Harvey Mudd goes on the list for sure.
If you give us stats, home state, and financial situation, we can probably give you good options.
UIUC
Cornell and UW-Seattle as well
Waterloo is probably worth mentioning.
so what would you say are the first tier schools for computer science so to speak?
http://poetsandquantsforundergrads.com/2017/04/27/top-feeder-schools-silicon-valley/
So by this study the top schools outside of California area. .,
1 Carnegie Mellon
2 Texas
3 GA Tech
4 Illinois
5 Michigan
“so what would you say are the first tier schools for computer science so to speak”
I am not sure why I didn’t already see somewhere on this thread: Stanford, MIT, Caltech.
Past those three, everything mentioned so far on this thread is excellent. There are also a LOT of very good universities that have very good computer science programs. So even somewhere like UMass Amherst, which should not be mentioned in a thread on “strongest CS programs”, still is very good and has many graduates who do very well. Once you are more than a few months on the job people will care about what you can do, and not where you got your B.Sc. Many students should be able to minimize or eliminate debt for a CS degree because there are so many great choices.
Stanford
CMU
Berkeley
MIT
Caltech
Harvey Mudd
Cornell
UIUC
Michigan
Georgia Tech
CMU is, IMO, in the top 3.
But you can get a CS degree at a lot of schools so if you’re asking because you’re trying to decide where to apply, there are a lot of factors to consider besides “best”.
In none of your posts do you provide your stats. Are you qualified for these top tier schools?
Better question: Can you afford these schools?
It does no good to make a list if you can’t afford to pay their fees and if you don’t have top scores, GPA and EC’s to get in.
A previous post indicates that you have a class rank of 25 out of 648.
If you were in the top 6 of those 648, then I would say you had a slight chance.
My son’s class was similar in size. He was in the top 5.
Those kids got into some of their top tier schools. They were rejected to some top schools as well.
You want to go to a competitive top tier university for computer science? Aren’t you concerned about grade deflation? Low GPA = low job prospects.
@auntbea 25 out of 648 is still top 3-4% of the class. Seems to me many other factors (grades, rigor, test scores, ECs) matter a lot more than top 3% rank vs top 1% rank in one particular high school.
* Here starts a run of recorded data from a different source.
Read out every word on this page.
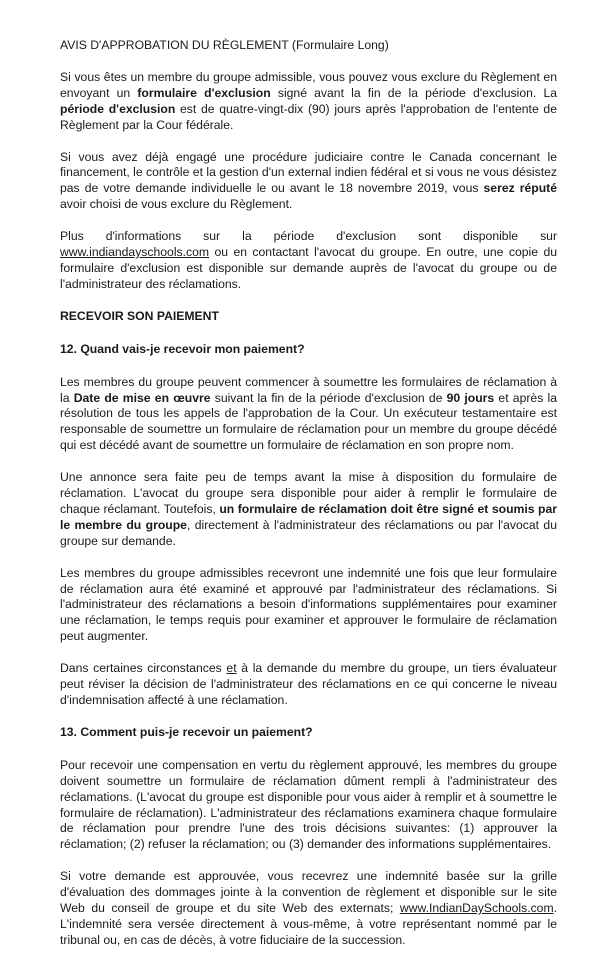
AVIS D'APPROBATION DU RÈGLEMENT (Formulaire Long)

Si vous êtes un membre du groupe admissible, vous pouvez vous exclure du Règlement en envoyant un formulaire d'exclusion signé avant la fin de la période d'exclusion. La période d'exclusion est de quatre-vingt-dix (90) jours après l'approbation de l'entente de Règlement par la Cour fédérale.

Si vous avez déjà engagé une procédure judiciaire contre le Canada concernant le financement, le contrôle et la gestion d'un external indien fédéral et si vous ne vous désistez pas de votre demande individuelle le ou avant le 18 novembre 2019, vous serez réputé avoir choisi de vous exclure du Règlement.

Plus d'informations sur la période d'exclusion sont disponible sur www.indiandayschools.com ou en contactant l'avocat du groupe. En outre, une copie du formulaire d'exclusion est disponible sur demande auprès de l'avocat du groupe ou de l'administrateur des réclamations.

RECEVOIR SON PAIEMENT

12. Quand vais-je recevoir mon paiement?

Les membres du groupe peuvent commencer à soumettre les formulaires de réclamation à la Date de mise en œuvre suivant la fin de la période d'exclusion de 90 jours et après la résolution de tous les appels de l'approbation de la Cour. Un exécuteur testamentaire est responsable de soumettre un formulaire de réclamation pour un membre du groupe décédé qui est décédé avant de soumettre un formulaire de réclamation en son propre nom.

Une annonce sera faite peu de temps avant la mise à disposition du formulaire de réclamation. L'avocat du groupe sera disponible pour aider à remplir le formulaire de chaque réclamant. Toutefois, un formulaire de réclamation doit être signé et soumis par le membre du groupe, directement à l'administrateur des réclamations ou par l'avocat du groupe sur demande.

Les membres du groupe admissibles recevront une indemnité une fois que leur formulaire de réclamation aura été examiné et approuvé par l'administrateur des réclamations. Si l'administrateur des réclamations a besoin d'informations supplémentaires pour examiner une réclamation, le temps requis pour examiner et approuver le formulaire de réclamation peut augmenter.

Dans certaines circonstances et à la demande du membre du groupe, un tiers évaluateur peut réviser la décision de l'administrateur des réclamations en ce qui concerne le niveau d'indemnisation affecté à une réclamation.

13. Comment puis-je recevoir un paiement?

Pour recevoir une compensation en vertu du règlement approuvé, les membres du groupe doivent soumettre un formulaire de réclamation dûment rempli à l'administrateur des réclamations. (L'avocat du groupe est disponible pour vous aider à remplir et à soumettre le formulaire de réclamation). L'administrateur des réclamations examinera chaque formulaire de réclamation pour prendre l'une des trois décisions suivantes: (1) approuver la réclamation; (2) refuser la réclamation; ou (3) demander des informations supplémentaires.

Si votre demande est approuvée, vous recevrez une indemnité basée sur la grille d'évaluation des dommages jointe à la convention de règlement et disponible sur le site Web du conseil de groupe et du site Web des externats; www.IndianDaySchools.com. L'indemnité sera versée directement à vous-même, à votre représentant nommé par le tribunal ou, en cas de décès, à votre fiduciaire de la succession.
These links list many of the schools mentioned above, all of which have excellent CS programs (undergrad and grad):
https://www.paysa.com/blog/2017/06/05/top-colleges-in-tech/
https://www.usnews.com/best-graduate-schools/top-science-schools/computer-science-rankings
I would stay away from the UCs unless you live in California, as they don’t take out of state applicators too kindly from what I have heard. If so, UC-Berkeley is probably your best bet. Living in New York there are multiple fantastic CS as like Cornell, RPI, Columbia, even our state school SUNY Stony Brook in Long Island is one of the best.
…
What are you wanting more of?
Theory, go to MIT, Stanford, Cornell.
A.I? Go to GIT, or USC.
Language? Northeastern or UPenn
…
I would do some research of the universities and see what best fits you because we can’t answer that for you. Hope this helps a bit and I understand college admissions time as a senior can be stressful, good luck and if you have any questions message me as I’ll do my best to help with you!
The UC’s love out of state applicants! As long as they are full pay.